How Jessica Bowden Shattered the 1980s Fashion Ceiling
In the 1980s, Canadian runways were not built for women who looked like Jessica Bowden. At 5’7”, Black, and with zero formal modeling experience, she walked in and changed everything.
Raised in Halifax’s Mulgrave Park, Jessica faced racism, poverty, and doubt from an early age. Teachers labeled her “less likely to succeed.” But her love for fashion started early — turning hand-me-down clothes into creative masterpieces just to be noticed. When agencies told her she was “too short” and “not ethnically marketable,” Jessica refused to accept no. She famously wrote “NEXT” on a piece of paper, snuck into an open audition, and stunned the judges with her talent and presence.
She went on to become the first African Nova Scotian to win the prestigious Model Search of Canada. She walked every major runway in Nova Scotia, traveled to Ottawa Fashion Week and Toronto, choreographed shows, and even earned a Guinness World Record in 1987 for holding a live mannequin pose for 1 hour and 15 minutes. Collaborating with talents like Kevin Carvery, she demanded to be announced by name — “Ladies and gentlemen, Jessica Bowden” — so the world would remember it.

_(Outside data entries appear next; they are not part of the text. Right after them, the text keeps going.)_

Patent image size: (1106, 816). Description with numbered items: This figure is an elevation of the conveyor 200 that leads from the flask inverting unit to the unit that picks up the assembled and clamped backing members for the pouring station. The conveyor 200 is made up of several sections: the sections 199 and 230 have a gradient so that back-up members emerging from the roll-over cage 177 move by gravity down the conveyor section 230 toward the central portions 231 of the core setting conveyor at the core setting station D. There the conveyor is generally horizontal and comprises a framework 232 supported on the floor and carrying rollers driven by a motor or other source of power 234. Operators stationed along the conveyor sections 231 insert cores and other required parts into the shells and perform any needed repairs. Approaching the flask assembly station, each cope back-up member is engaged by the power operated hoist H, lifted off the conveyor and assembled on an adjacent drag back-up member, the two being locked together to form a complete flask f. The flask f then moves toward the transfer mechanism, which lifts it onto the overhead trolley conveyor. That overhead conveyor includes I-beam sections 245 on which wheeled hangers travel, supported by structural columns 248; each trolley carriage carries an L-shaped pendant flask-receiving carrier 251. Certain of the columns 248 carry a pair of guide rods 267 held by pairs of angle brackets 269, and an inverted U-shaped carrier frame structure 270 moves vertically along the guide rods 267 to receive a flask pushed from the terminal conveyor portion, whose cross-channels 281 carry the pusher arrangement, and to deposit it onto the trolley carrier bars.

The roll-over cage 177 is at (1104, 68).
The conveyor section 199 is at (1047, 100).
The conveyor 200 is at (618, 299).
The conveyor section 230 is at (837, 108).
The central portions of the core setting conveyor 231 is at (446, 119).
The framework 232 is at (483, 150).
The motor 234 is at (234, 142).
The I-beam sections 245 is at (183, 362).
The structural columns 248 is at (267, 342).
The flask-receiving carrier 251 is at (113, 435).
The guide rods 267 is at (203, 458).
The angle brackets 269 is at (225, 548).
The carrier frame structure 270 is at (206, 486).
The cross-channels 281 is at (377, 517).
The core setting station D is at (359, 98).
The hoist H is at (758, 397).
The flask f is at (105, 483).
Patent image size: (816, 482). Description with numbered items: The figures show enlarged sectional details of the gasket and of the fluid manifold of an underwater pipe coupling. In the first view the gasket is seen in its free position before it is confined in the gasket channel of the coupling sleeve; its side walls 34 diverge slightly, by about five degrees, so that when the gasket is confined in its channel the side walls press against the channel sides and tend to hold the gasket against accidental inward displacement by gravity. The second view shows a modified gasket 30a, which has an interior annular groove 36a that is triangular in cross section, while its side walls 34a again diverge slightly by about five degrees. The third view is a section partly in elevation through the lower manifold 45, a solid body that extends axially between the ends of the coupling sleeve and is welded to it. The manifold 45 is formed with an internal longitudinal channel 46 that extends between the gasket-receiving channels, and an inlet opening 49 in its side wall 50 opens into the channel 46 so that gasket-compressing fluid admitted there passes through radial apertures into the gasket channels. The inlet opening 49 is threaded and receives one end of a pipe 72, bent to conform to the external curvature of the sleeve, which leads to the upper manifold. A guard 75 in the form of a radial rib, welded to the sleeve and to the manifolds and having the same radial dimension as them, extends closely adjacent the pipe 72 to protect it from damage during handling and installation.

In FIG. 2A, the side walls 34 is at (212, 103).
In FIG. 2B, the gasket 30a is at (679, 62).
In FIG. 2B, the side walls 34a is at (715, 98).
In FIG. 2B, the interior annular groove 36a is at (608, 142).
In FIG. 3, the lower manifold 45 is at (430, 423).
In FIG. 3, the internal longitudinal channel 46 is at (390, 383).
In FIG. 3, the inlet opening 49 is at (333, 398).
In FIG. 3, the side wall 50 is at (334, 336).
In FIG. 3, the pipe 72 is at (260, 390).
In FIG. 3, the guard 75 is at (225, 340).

Her modeling breakthrough wasn’t just personal victory; it opened doors for Black models, full-figured seniors, and people with disabilities through her later agency, Visual Impact Modelling. Even after a career-ending injury, that same fire fueled everything she built next.
Today, Jessica’s passion for breaking ceilings lives on in every Black-owned brand she lifts up.